The Function of Research in Ethical AI GovernanceWe're not talking about constructing huge information centers with tens of thousands of GPUs; that's typically being done by suppliers. Companies that use rather than offer AI are producing "AI factories": combinations of technology platforms, techniques, data, and previously established algorithms that make it quick and easy to construct AI systems.
They had a great deal of data and a great deal of potential applications in locations like credit decisioning and scams prevention. For instance, BBVA opened its AI factory in 2019, and JPMorgan Chase developed its factory, called OmniAI, in 2020. At the time, the focus was only on analytical AI. Now the factory movement involves non-banking companies and other types of AI.

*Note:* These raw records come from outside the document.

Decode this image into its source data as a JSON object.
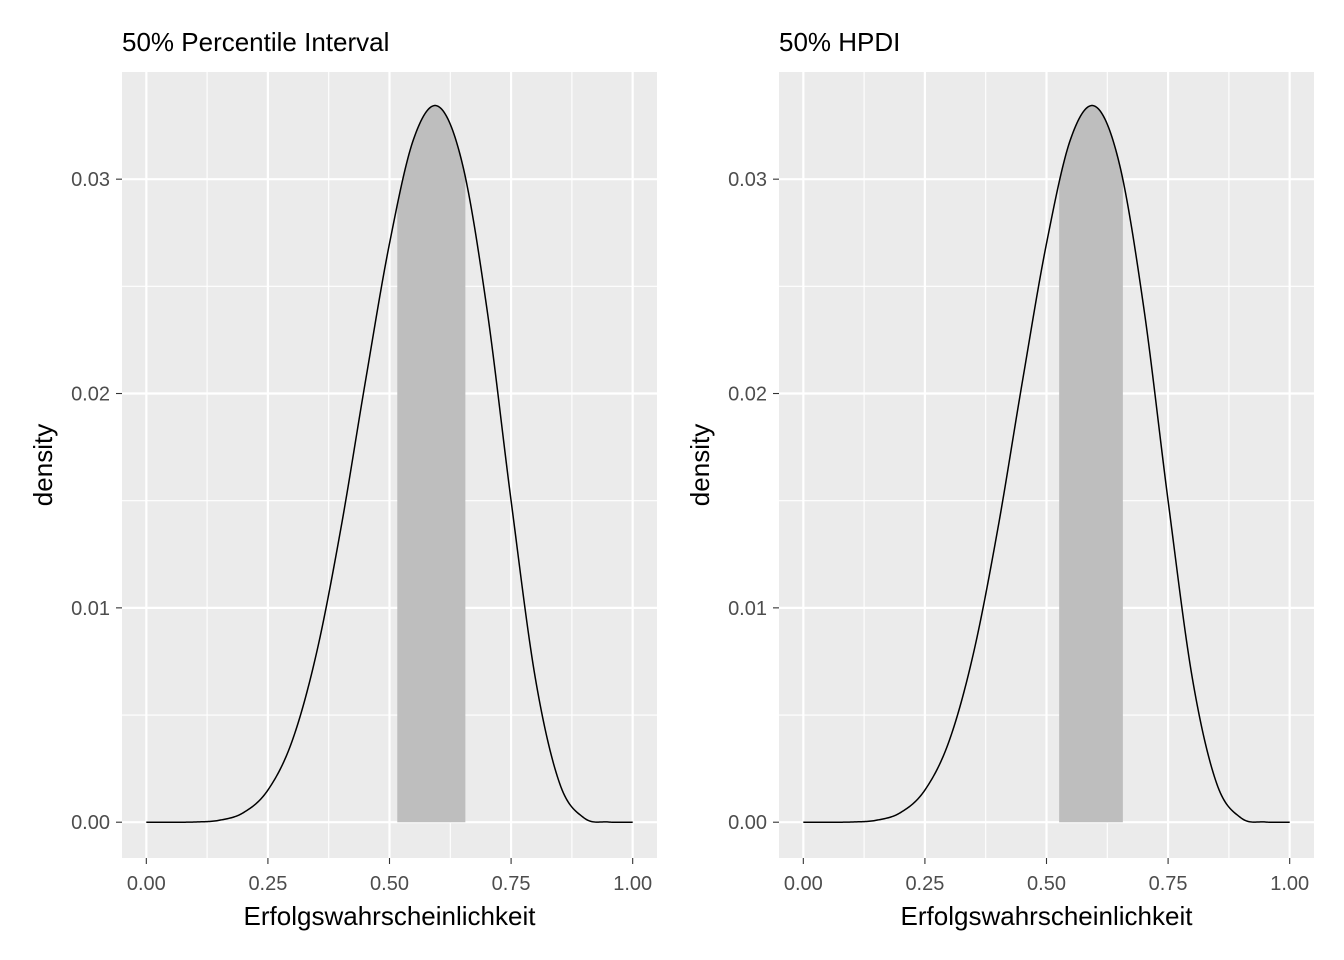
{
  "chart_data": [
    {
      "type": "area",
      "title": "50% Percentile Interval",
      "xlabel": "Erfolgswahrscheinlichkeit",
      "ylabel": "density",
      "xlim": [
        -0.05,
        1.05
      ],
      "ylim": [
        -0.00167,
        0.035
      ],
      "x_ticks": [
        0.0,
        0.25,
        0.5,
        0.75,
        1.0
      ],
      "x_tick_labels": [
        "0.00",
        "0.25",
        "0.50",
        "0.75",
        "1.00"
      ],
      "y_ticks": [
        0.0,
        0.01,
        0.02,
        0.03
      ],
      "y_tick_labels": [
        "0.00",
        "0.01",
        "0.02",
        "0.03"
      ],
      "shaded_interval": [
        0.516,
        0.656
      ],
      "grid": true,
      "series": [
        {
          "x": [
            0.0,
            0.05,
            0.1,
            0.15,
            0.2,
            0.25,
            0.3,
            0.35,
            0.4,
            0.45,
            0.5,
            0.55,
            0.6,
            0.65,
            0.7,
            0.75,
            0.8,
            0.85,
            0.9,
            0.95,
            1.0
          ],
          "values": [
            0.0,
            0.0,
            1e-05,
            9e-05,
            0.00045,
            0.0015,
            0.0038,
            0.0079,
            0.0137,
            0.0205,
            0.027,
            0.0319,
            0.0334,
            0.0307,
            0.024,
            0.015,
            0.0067,
            0.0018,
            0.0002,
            1e-05,
            0.0
          ]
        }
      ],
      "colors": {
        "panel": "#ebebeb",
        "grid": "#ffffff",
        "shade": "#bebebe",
        "line": "#000000"
      }
    },
    {
      "type": "area",
      "title": "50% HPDI",
      "xlabel": "Erfolgswahrscheinlichkeit",
      "ylabel": "density",
      "xlim": [
        -0.05,
        1.05
      ],
      "ylim": [
        -0.00167,
        0.035
      ],
      "x_ticks": [
        0.0,
        0.25,
        0.5,
        0.75,
        1.0
      ],
      "x_tick_labels": [
        "0.00",
        "0.25",
        "0.50",
        "0.75",
        "1.00"
      ],
      "y_ticks": [
        0.0,
        0.01,
        0.02,
        0.03
      ],
      "y_tick_labels": [
        "0.00",
        "0.01",
        "0.02",
        "0.03"
      ],
      "shaded_interval": [
        0.526,
        0.657
      ],
      "grid": true,
      "series": [
        {
          "x": [
            0.0,
            0.05,
            0.1,
            0.15,
            0.2,
            0.25,
            0.3,
            0.35,
            0.4,
            0.45,
            0.5,
            0.55,
            0.6,
            0.65,
            0.7,
            0.75,
            0.8,
            0.85,
            0.9,
            0.95,
            1.0
          ],
          "values": [
            0.0,
            0.0,
            1e-05,
            9e-05,
            0.00045,
            0.0015,
            0.0038,
            0.0079,
            0.0137,
            0.0205,
            0.027,
            0.0319,
            0.0334,
            0.0307,
            0.024,
            0.015,
            0.0067,
            0.0018,
            0.0002,
            1e-05,
            0.0
          ]
        }
      ],
      "colors": {
        "panel": "#ebebeb",
        "grid": "#ffffff",
        "shade": "#bebebe",
        "line": "#000000"
      }
    }
  ]
}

Both business, and now the banks too, are emphasizing all types of AI: analytical, generative, and agentic. Intuit calls its factory GenOS a generative AI operating system for business. Companies that do not have this type of internal facilities require their information scientists and AI-focused businesspeople to each duplicate the effort of determining what tools to use, what data is readily available, and what approaches and algorithms to use.
If 2025 was the year of understanding that generative AI has a value-realization problem, 2026 will be the year of throwing down the gauntlet (which, we must admit, we anticipated with regard to controlled experiments last year and they didn't really take place much). One particular technique to attending to the worth problem is to move from carrying out GenAI as a mainly individual-based technique to an enterprise-level one.
Those types of uses have actually typically resulted in incremental and mainly unmeasurable performance gains. And what are workers doing with the minutes or hours they save by using GenAI to do such tasks?
The alternative is to think of generative AI primarily as an enterprise resource for more tactical usage cases. Sure, those are normally more hard to develop and deploy, but when they are successful, they can use substantial value. Believe, for example, of using GenAI to support supply chain management, R&D, and the sales function rather than for accelerating developing a post.
Rather of pursuing and vetting 900 individual-level use cases, the business has selected a handful of strategic tasks to highlight. There is still a requirement for staff members to have access to GenAI tools, naturally; some business are beginning to see this as a worker satisfaction and retention issue. And some bottom-up concepts are worth developing into business projects.
Last year, like practically everyone else, we predicted that agentic AI would be on the rise. Representatives turned out to be the most-hyped trend given that, well, generative AI.